不意に試合中の遼太郎の表情が脳裏に浮かび、背筋に電流が流されたように震えが走った。
でも、目の前にいる遼太郎の褒められて少しはにかむ様子は、いつもと変わらない……。
みのりは平常心を取り戻し、気を取り直す。
「……ところで、狩野くん?『ダンボー』って何?」
「……は?」
突然、みのりが話題を変えたので、遼太郎は戸惑って目を丸くしてみのりを見た。
「試合中に、狩野くん言わなかった?『ダンボー』って。」
「聞こえたんですか?」
「もちろん、狩野くんの声とも思えないような声だったけど。狩野くん、あんな大きな声を出すこともあるのね。びっくりしちゃった。」
「……そりゃ、試合中ですから……。」
遼太郎はほのかに顔を赤くし、首の後ろを掻いた。
「ダンボーというのは、down the ballのことで、ボールをその場に置くことです。」
「ああ!そういうこと。それじゃ、わざとラックにするために、そう言ったの?『ラックにしろ』とも叫んでたよね?」
「ああ、それはですね…。」
みのりが試合の細かいところまでよく覚えてくれていることを、遼太郎は嬉しく思った。
「ラックの方がオフェンス側に圧倒的に有利で、早い展開ができるからなんです」
と、遼太郎が説明すると、みのりはさも感心したように瞳を輝かせた。
「そうだよね。あのラックの後、トライを決めたんだもんね。そういうことを、あの一瞬で判断できるんだから、狩野くんってすごいんだね。」
「……いや、先生…。」
称賛された遼太郎は恥ずかしそうに、首を振った。
「戦略には大体パターンがあるし、それにいつも上手くいくわけじゃありません。」
「そうかもしれないけど、臨機応変にそれを指示したり実行できる狩野くんはやっぱりすごいし、それに応えてくれる仲間もすごいね…。」
優しい微笑みを湛えて、みのりは遼太郎を見つめた。
みのりに目を逸らされてしまう不安は払拭され、遼太郎は大きな愛情でみのりが包んでくれているのを感じた。

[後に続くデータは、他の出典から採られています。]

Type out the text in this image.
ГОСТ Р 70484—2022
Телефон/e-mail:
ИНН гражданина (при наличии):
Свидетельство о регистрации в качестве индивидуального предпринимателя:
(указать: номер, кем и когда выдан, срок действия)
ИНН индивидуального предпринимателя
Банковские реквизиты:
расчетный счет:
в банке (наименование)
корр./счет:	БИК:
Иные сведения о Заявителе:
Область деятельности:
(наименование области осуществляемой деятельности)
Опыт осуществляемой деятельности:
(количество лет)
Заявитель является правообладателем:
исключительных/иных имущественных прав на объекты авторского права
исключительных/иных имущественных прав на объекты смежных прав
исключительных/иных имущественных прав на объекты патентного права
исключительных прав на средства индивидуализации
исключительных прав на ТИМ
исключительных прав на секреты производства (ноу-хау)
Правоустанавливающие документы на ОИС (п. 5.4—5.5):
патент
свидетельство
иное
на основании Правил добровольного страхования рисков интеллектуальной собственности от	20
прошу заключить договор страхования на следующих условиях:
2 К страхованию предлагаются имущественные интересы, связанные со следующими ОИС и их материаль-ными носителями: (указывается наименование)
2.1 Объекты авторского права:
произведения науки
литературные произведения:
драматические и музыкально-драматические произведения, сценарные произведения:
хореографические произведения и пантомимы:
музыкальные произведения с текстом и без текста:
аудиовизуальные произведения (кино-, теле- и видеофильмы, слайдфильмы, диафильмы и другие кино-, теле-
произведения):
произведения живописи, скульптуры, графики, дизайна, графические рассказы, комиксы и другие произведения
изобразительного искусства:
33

とても居心地のいい愛情で、みのりへの想いを自覚するまでの遼太郎なら、それで心が満たされていただろう。
でも、今の遼太郎は、自分が求めているものとは違うと思った。
「きっと試合をするたびに、もっと強くなれそうね。応援に行くのが楽しみだわ。」
翳りのない満面の笑みで、みのりは励ましをくれる。
その笑みの中に大きな期待が込められているのが、遼太郎にはとてもよく分かった。そして、その期待に応えたいと思った。
その期待に応えることができた時に、みのりの言う〝いい男〟になれるのだろうか。
〝いい男〟になれれば、みのりは自分を一人の男として見てくれるだろうか…。
いい男になれた時は、その時こそみのりに打ち明けようと、遼太郎は思った。
……心の底から好きだということを。